We all know we should be moving more, yet many of us don’t. Can you recommend some simple, stress-relieving exercises that just about anyone can do to ground themselves and reduce physical or emotional tension?
There is really not much better than a walk. It provides bilateral stimulation and helps so much with emotional processing. Especially if you pay close attention to your feet and the way they are in contact with the ground. Another simple tip is to wiggle or bounce with your shoulders and jaw relaxed. When we sit on our tension it compounds, so the best thing to do is shake it off, literally.
Sometimes all it takes to relieve tension is to turn our attention towards it. Listen to it in a sense, like you would a crying child. My aim for my clients is a pain-free well-aligned walking gait, because of how much regular walking supports someone throughout a lifetime.
The past year has been one extreme stress for many. Are there any specific techniques you use to deal with the stressors in your life – in terms of yoga and movement, but also other practices?
Often we think it is going to be some elaborate wellness routine that fixes us, but making a habit of returning to the very basic things in times of stress is what saves me every time.
Develop a relationship with your breath. There are many different specific techniques, practices or lineages that you could get into when it comes to breathwork, but all of them will get you to the same place: awareness of your breath. Developing a conscious relationship with how your breath is being impacted by your state, and how your breath can impact your state, will change stress from something that takes you down into something that makes you stronger. So pick some type of breath awareness practice and stick with it. Your breath is the best friend you need in hard times.
In terms of life habits, the most important thing that will support everything else in your life is getting enough sleep and staying in a good sleep rhythm. If your sleep schedule is erratic, it puts a huge strain on your whole system and greatly impacts mental health. Managing screen time seems to be the biggest factor in maintaining sleep schedules. Yoga offers lots of techniques which can replace that time, and can support your sleep cycles even more.
We tend to take our bodies – and all they do for us – for granted. What are some ways you thank and reward your body for its work?

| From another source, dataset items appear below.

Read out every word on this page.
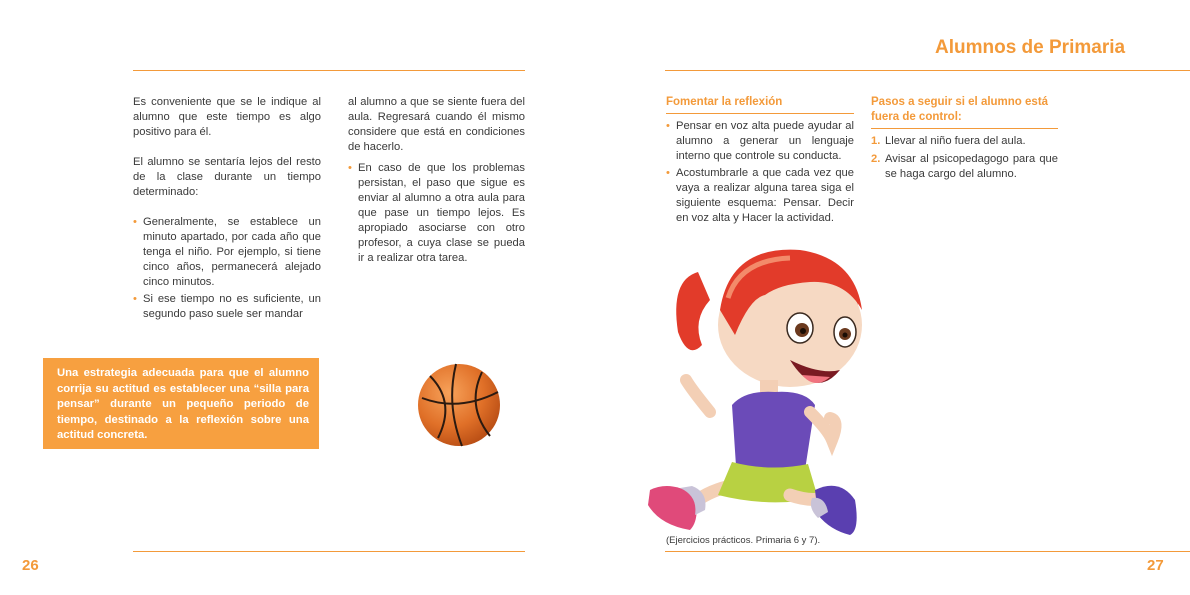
Es conveniente que se le indique al alumno que este tiempo es algo positivo para él.

El alumno se sentaría lejos del resto de la clase durante un tiempo determinado:

• Generalmente, se establece un minuto apartado, por cada año que tenga el niño. Por ejemplo, si tiene cinco años, permanecerá alejado cinco minutos.

• Si ese tiempo no es suficiente, un segundo paso suele ser mandar

al alumno a que se siente fuera del aula. Regresará cuando él mismo considere que está en condiciones de hacerlo.

• En caso de que los problemas persistan, el paso que sigue es enviar al alumno a otra aula para que pase un tiempo lejos. Es apropiado asociarse con otro profesor, a cuya clase se pueda ir a realizar otra tarea.

Una estrategia adecuada para que el alumno corrija su actitud es establecer una “silla para pensar” durante un pequeño periodo de tiempo, destinado a la reflexión sobre una actitud concreta.
26
Alumnos de Primaria
Fomentar la reflexión

• Pensar en voz alta puede ayudar al alumno a generar un lenguaje interno que controle su conducta.

• Acostumbrarle a que cada vez que vaya a realizar alguna tarea siga el siguiente esquema: Pensar. Decir en voz alta y Hacer la actividad.

Pasos a seguir si el alumno está fuera de control:

1. Llevar al niño fuera del aula.

2. Avisar al psicopedagogo para que se haga cargo del alumno.

(Ejercicios prácticos. Primaria 6 y 7).
27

I thank my body by honouring what I feel. For example, for many years I suppressed my feelings of anxiety and a desire to flee particular environments. I let my inner dialogue rationalise why I had to stay (you have to be here, it’s your job, or they need you, etc). Once I began to prioritise building self-trust, I stopped overriding the signals of my body and just left. Over time I not only developed a trusting relationship with my body, but actually stopped thinking of myself and my body as separate things. A more integrated and coherent experience of myself developed through connecting to my physical senses, and listening to the signals of pain or discomfort rather than overriding them.
You’ve created a delightful tiny home full of carefully chosen items specifically curated for their ability to make you happy. What tips do you have for others looking to create their own happy place, however large or small?
Turtle Medicine the tiny house was a labour of love and a lived ceremony of reclaiming my roots. I love the idea of creating value from things that have been discarded.
My advice for creating your happy place would be to think of your whole life as art, and be open. Tend to what needs tending in your immediate environment with what you have, and fall in love with being resourceful with what shows up.
Along the way during this project, I learned about the idea of building a soul rather than just assuming you have one. Utilise your life to build a soul, your happy place will come very naturally and in perfect timing from there.